Good morning Vietnam, dice la vieja expresión. Aquí en su capital, Hanoi, hay un museo de la mujer: tres pisos de historia y de reflejo de la sociedad. La primera sala está llena de recuerdos de matrimonios del pasado, arreglados entre las familias, pactos con olor a naftalina y rituales de antes, ceremonias de compromiso antes de la boda, intercambios de regalos entre los familiares, de tiempos en que la unión libre era muy mal vista y el divorcio también.
La boda era, y sigue siendo, un conjunto de promesas de fidelidad y amor eterno, un celebrar de los amigos y parientes, casi incluso al margen de lo que pueden estar pensando los prometidos. Ellos a veces guardan la prudencia que da la procesión que va por dentro. En otras palabras, lo mismo que en todos los matrimonios de cualquier parte del mundo.
Así es. Los matrimonios son como un pacto espiritual (si aquello existe) atado con cosas materiales; esa contradicción que repiten los sacerdotes de todas las religiones: hablar a y desde lo inmaterial a través de dineros, regalos, atuendos y cosas materiales.
Cuando termina la boda, sea en Vietnam o en Palestina, queda al final el reguero de copas sucias y regalos abiertos, otra constante universal. Desaparecen los invitados, así como desaparecen el día del divorcio, que muy pocos celebran.
Las bodas invocan un extraño deseo de vestirse de manera especial (cuando debajo de la ropa todos van desnudos, decía el poeta Luis Vidales). Tanto en Vietnam como en muchas partes, aparece el velo que cubre el rostro de ella, el peinado que simboliza algo, el collar heredado o el fabricado especialmente para la ocasión.
Después de la boda la pregunta por cuándo llegará el primogénito, la fertilidad como constancia del amor y de la suerte. En Vietnam, por ejemplo, se celebraban en el pasado varias ceremonias para pedir por una buena descendencia, incluyendo regalos para proteger al bebé de los malos espíritus, pues tanto allá como aquí el mal de ojo y las brujas tratan de apoderarse de los niños. Y el ajo, el mismo que se usa contra Drácula, allí estaba para alejar a los malos.
Hay tradiciones sobre cómo cortar el cordón umbilical (como las que vi en Darfur y que poco o nada tienen que ver con la higiene), qué hacer con la placenta: depositarla en una calabaza en Vietnam o, como aprendí de los indígenas de Bolivia, enterrarla. En Vietnam, el cordón umbilical lo guardaban como símbolo de algo sagrado. Luego del parto la mujer podía estar sin salir de casa hasta cien días, esa costumbre de la dieta la escuché de mi abuela hace muchos años y la vi en Sahara Occidental.
Luego el niño, envuelto como un tamal a la espalda de ella, la acompaña en sus actividades, envuelto como hacen los naza en el Cauca.

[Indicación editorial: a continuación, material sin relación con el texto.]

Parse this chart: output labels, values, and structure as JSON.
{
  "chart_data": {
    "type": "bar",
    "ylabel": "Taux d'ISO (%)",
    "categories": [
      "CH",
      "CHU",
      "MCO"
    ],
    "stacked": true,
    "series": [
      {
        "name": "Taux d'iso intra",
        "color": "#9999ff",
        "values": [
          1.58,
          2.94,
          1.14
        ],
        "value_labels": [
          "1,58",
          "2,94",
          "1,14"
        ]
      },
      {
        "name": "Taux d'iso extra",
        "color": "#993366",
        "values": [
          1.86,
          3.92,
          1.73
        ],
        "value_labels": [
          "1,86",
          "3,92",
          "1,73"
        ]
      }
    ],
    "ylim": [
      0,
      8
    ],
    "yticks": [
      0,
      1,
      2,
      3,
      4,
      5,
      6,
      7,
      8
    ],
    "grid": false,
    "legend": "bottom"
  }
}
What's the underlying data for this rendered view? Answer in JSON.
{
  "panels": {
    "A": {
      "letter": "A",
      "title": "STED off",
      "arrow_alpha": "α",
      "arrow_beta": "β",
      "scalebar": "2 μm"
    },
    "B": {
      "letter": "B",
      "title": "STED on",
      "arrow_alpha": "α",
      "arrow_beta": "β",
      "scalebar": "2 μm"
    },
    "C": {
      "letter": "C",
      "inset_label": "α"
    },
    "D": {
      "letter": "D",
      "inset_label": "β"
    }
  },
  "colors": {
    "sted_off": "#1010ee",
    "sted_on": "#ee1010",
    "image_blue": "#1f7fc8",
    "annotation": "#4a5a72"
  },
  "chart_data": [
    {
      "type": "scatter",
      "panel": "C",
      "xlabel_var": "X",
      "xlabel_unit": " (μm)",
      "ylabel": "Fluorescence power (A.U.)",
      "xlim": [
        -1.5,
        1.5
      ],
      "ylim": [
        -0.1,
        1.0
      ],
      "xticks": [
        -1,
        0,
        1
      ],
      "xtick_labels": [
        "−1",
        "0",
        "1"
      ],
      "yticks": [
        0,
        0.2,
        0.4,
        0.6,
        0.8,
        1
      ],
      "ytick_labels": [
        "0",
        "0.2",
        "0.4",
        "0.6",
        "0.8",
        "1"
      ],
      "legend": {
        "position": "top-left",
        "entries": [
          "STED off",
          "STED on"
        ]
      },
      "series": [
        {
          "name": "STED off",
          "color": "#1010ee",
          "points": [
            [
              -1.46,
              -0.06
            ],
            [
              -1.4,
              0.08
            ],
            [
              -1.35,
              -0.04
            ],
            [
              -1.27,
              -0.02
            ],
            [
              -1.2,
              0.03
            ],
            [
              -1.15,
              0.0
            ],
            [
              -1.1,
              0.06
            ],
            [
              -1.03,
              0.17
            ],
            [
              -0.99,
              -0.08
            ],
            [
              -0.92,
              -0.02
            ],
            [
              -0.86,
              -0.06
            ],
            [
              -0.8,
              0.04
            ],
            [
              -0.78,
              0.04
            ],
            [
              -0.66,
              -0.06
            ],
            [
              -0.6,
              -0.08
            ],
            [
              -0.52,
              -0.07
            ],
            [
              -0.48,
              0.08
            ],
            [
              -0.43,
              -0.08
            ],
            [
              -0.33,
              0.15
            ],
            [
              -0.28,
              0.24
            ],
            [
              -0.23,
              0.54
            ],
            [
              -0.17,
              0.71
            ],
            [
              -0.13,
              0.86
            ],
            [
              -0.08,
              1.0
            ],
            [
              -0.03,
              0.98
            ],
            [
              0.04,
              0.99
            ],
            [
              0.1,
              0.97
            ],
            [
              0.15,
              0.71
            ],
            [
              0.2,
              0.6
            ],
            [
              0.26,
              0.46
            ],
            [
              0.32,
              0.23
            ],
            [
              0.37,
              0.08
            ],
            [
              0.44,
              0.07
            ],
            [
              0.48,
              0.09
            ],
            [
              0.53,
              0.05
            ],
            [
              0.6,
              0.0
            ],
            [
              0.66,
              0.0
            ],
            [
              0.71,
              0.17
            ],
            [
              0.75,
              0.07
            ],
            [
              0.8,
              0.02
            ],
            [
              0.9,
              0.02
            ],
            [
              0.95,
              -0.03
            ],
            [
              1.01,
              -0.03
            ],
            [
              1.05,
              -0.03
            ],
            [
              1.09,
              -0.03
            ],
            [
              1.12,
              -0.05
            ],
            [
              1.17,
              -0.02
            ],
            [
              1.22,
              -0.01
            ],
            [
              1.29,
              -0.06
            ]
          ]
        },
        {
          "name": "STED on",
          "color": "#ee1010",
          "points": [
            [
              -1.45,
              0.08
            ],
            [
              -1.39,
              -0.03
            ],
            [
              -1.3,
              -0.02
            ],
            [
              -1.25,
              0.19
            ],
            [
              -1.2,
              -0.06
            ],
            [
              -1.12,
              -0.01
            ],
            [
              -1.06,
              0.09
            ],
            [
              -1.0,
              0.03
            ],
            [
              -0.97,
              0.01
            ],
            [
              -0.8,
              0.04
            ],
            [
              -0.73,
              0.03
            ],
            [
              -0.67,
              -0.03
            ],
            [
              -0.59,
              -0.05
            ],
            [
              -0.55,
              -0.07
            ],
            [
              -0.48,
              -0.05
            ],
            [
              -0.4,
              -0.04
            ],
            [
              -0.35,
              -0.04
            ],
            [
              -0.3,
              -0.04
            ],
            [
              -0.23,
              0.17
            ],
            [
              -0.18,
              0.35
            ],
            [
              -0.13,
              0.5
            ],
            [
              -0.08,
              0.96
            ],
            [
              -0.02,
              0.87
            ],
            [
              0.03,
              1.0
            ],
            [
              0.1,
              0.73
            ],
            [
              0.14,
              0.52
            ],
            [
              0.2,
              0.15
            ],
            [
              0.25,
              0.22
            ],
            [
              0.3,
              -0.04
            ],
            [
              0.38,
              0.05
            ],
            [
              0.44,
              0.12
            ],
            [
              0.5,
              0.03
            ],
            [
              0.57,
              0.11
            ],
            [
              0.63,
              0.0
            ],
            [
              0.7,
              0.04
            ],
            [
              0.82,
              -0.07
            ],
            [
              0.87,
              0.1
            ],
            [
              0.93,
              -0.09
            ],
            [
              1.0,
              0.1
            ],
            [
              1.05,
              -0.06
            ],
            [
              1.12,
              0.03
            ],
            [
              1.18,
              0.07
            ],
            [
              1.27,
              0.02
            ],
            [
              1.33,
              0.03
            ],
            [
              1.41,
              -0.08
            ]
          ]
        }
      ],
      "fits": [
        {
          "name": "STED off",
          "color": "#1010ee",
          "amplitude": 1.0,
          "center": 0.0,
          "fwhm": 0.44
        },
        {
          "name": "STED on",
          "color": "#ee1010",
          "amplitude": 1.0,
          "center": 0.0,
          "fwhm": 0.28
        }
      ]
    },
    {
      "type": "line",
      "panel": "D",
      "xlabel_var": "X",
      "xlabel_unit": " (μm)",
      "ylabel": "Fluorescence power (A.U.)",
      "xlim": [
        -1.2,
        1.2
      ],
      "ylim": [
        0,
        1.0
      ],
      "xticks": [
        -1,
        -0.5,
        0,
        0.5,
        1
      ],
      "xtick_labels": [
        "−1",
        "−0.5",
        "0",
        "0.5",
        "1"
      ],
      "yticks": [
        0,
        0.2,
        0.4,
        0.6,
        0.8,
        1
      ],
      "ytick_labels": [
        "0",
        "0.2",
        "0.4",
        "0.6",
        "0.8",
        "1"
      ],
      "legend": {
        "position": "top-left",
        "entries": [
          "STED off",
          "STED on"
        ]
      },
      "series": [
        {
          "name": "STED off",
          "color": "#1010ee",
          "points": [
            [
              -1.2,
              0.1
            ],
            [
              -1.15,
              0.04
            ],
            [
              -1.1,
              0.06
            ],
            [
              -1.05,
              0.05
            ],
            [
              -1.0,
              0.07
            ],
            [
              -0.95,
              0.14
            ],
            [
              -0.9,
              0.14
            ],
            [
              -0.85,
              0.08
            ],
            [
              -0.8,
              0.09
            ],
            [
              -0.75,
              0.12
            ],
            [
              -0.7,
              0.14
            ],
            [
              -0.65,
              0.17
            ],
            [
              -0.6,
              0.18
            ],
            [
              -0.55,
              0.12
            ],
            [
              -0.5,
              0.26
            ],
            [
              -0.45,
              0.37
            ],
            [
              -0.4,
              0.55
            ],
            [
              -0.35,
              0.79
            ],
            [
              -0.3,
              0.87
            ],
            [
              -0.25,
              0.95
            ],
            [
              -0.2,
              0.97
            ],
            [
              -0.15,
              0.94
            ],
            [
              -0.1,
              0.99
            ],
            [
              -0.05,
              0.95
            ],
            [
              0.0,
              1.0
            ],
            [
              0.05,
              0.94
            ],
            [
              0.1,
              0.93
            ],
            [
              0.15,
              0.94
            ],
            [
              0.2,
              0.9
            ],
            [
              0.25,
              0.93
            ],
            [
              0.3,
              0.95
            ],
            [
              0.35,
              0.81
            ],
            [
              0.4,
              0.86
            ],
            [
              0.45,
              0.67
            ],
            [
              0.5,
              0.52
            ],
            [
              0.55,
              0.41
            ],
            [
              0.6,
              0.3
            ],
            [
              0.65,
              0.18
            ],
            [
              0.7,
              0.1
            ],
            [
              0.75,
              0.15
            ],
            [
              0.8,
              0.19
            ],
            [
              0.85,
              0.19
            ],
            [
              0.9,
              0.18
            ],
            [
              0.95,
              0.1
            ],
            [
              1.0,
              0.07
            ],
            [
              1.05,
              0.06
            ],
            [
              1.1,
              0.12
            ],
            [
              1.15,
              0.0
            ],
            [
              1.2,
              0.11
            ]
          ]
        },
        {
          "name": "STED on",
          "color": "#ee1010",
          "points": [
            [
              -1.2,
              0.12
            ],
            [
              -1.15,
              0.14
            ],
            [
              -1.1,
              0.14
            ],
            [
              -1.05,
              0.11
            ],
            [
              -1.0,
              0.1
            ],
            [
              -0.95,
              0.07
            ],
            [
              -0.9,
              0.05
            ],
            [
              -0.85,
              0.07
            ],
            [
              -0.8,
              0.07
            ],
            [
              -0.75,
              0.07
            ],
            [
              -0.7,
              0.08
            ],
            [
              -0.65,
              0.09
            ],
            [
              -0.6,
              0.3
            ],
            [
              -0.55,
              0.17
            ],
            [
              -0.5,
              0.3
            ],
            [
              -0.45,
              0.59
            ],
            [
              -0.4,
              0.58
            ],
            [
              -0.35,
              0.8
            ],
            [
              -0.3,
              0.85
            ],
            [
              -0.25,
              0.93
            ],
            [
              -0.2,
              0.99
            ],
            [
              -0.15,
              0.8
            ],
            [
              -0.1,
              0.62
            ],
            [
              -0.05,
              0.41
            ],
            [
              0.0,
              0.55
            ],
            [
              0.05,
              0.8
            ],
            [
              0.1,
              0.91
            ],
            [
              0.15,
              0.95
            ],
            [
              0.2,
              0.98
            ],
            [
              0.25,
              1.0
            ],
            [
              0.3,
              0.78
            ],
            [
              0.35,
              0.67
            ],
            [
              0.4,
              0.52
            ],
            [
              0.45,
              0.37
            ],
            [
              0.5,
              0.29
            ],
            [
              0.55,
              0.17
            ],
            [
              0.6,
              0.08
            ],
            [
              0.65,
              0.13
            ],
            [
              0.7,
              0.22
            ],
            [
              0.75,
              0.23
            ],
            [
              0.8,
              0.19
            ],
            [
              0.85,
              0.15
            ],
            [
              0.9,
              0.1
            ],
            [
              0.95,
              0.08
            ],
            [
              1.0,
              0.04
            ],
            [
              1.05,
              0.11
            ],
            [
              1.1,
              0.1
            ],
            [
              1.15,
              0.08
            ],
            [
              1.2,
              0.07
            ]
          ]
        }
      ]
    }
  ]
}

Las mujeres solían (y suelen) estar vendiendo frutas en bicicletas, participando del mercado local y, en general, haciendo todas las tareas de campo. Eso es una queja de las mujeres en las zonas rurales. Como en Sudán, las mujeres recogen la leña, van por el agua, cultivan la tierra, recogen la cosecha, preparan los alimentos y cuidan a los niños. Los hombres toman té, hablan de futbol y hacen la siesta.
Hay finalmente un capítulo diferente del resto del museo (pero no necesariamente más justo) para la mujer en la historia de Vietnam: la guerra. Allí, como en muchas guerras, son las cuidadoras de los heridos, las logistas del combate y también las combatientes. Allí se exponen fotos de las madres que despiden a sus hijos que se van a la guerra de liberación. Son también famosas las mujeres que conducían los camiones con pertrechos entre el norte y el sur, cruzando por zonas de fuego; mujeres que eran a su vez mecánicas de sus propios carros y muchas otras de las llamadas Madres Heroicas de Vietnam.
Ya pasó la guerra hace varias décadas, ya la unión libre y el divorcio son más aceptados, ya la mujer vietnamita tiene más acceso a la educación y al mundo laboral, pero más no quiere decir mejor ni necesariamente justo.
Desde las fiestas del pasado (hechas como hoy para que otros disfruten) hasta la consciencia creciente de género, la sociedad vietnamita ha evolucionado. Pero el matrimonio, esa institución, sigue en el fondo siendo la misma, con sus rituales perversos y su promesa de felicidad incumplida. Tal vez por eso en la película Relatos Salvajes, la boda sea de un realismo extremo, más lejos del Vietnam de rituales del pasado, y más cerca de una guerra.